One approach from Switzerland can be adopted by every military in the world: renovate their own existing properties in terms of energy, upgrade them in terms of alternative energy production and use sustainable materials to build facilities within the own country. Civilian equipment that is only needed domestically could also be converted to technologies such as electricity or hydrogen. Waste heat from data centres could be used to heat the barracks. Water treatment plants could make the water reusable for cleaning the equipment.

It becomes more difficult when we talk about possibilities for combat equipment or operations. One thing is for sure: the possibilities to act in a climate-friendly way during operations are quite small. The safety of the soldiers and the availability and reliability of military material are too important. Here, damage to the environment and excessive CO2 emissions can only be prevented through more sustainable products, more sophisticated supply chains and proactive and considered action. The same applies to manoeuvres – no military in the world would sacrifice the practice of real-life scenarios for the sake of the climate. At the same time, the question arises whether interdepartmental political pressure for more climate protection would naturally limit the military’s deployments, especially if the damages to the climate were priced in. War would thus become even more expensive than it already is.

In addition, there is the issue of stability and peace. Can states afford to be less militarily active in the wake of increasing terrorist activities and conflicts, for the sake of the climate? Or could less military activity by states for the good of the environment even reduce conflicts?

Here, too, many states cannot be stopped from playing the war game, either because they think they must be the world’s police or out of pure self-interest. In this context, it is also clear that a state, even if it is not globally militarily active, needs certain capacities for self-protection. 

 

What is Possible?

Ultimately, there will be no carbon-neutral military missions in the foreseeable future. And that has to do with the fact that security is non-negotiable. If you want it, you must invest, no matter what it costs. It has to work, no matter how. And that is precisely the expectation states have on the arms industry. In addition, most citizens have not yet liked climate protection to the military.

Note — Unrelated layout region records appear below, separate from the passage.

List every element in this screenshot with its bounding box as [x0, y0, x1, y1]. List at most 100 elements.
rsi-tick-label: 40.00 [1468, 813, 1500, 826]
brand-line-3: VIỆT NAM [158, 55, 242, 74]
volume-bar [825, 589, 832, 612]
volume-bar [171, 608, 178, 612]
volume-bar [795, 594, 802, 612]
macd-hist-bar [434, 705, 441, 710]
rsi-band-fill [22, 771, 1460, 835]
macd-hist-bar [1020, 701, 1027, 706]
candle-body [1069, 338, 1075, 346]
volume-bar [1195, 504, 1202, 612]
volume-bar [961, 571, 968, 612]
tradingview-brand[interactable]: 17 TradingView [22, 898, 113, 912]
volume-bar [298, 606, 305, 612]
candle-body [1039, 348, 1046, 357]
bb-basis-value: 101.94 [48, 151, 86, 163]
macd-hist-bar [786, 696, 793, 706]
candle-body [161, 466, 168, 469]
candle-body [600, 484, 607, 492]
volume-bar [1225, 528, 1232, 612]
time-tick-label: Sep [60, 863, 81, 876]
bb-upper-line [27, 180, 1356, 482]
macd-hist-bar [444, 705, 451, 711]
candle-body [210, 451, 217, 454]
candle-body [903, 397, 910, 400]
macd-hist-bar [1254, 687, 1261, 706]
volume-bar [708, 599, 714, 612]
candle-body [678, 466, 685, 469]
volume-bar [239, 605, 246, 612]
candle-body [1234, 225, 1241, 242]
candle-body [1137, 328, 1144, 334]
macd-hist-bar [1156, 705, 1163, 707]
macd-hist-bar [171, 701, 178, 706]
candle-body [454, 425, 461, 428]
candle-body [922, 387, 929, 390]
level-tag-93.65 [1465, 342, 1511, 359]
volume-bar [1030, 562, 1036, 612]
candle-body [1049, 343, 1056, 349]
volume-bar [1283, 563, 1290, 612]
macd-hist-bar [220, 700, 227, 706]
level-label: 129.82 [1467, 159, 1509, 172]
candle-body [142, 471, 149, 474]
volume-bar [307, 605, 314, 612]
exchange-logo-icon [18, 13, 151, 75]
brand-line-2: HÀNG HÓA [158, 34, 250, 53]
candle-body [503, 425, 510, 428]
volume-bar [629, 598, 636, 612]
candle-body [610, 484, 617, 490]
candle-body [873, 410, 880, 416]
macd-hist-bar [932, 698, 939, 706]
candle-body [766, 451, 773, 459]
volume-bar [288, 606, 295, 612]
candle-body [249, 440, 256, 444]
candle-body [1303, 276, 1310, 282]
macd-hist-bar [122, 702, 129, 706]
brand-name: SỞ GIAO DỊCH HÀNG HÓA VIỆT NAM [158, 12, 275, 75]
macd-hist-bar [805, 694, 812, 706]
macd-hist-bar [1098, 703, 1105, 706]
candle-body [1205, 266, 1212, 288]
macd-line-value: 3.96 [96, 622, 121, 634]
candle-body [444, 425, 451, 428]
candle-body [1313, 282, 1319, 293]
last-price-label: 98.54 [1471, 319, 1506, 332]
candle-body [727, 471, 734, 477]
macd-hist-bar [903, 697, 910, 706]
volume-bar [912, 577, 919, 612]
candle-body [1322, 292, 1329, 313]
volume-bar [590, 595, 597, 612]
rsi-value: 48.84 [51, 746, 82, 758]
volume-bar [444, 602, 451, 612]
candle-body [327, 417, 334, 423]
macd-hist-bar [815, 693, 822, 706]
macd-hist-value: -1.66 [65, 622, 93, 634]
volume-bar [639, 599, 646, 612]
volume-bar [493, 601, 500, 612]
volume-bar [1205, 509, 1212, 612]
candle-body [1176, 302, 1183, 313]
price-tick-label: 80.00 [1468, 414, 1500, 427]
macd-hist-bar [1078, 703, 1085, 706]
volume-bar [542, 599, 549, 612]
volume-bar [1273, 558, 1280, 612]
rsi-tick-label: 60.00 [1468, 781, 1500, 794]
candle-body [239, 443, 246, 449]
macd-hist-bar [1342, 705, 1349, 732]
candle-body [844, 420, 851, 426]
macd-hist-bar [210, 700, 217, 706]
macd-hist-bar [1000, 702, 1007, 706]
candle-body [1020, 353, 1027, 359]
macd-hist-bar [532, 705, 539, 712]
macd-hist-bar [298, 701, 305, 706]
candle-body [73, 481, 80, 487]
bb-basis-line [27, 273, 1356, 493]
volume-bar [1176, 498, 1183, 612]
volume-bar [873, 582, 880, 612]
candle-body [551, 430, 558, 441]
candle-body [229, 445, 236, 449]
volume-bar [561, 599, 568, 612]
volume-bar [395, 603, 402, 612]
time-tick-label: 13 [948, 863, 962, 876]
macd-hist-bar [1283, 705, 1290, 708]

For them, too, the primary consideration is that the army must do its job.

If states do not consider carbon-neutral armies relevant or possible and societies are not aware of the environmental damage caused by the military, CO2 emissions and other environmental destruction caused by the military will not change nor will any progress towards a sustainable military be made. Neither will that of the arms industry. The greatest potential at present lies in those measures that the military can take domestically. There is some hope in efforts towards military sustainability, like those of Switzerland or the first attempts by the German research organisation Atmosfair to produce CO2 neutral fuel in larger quantities. However, there is still a long way to go.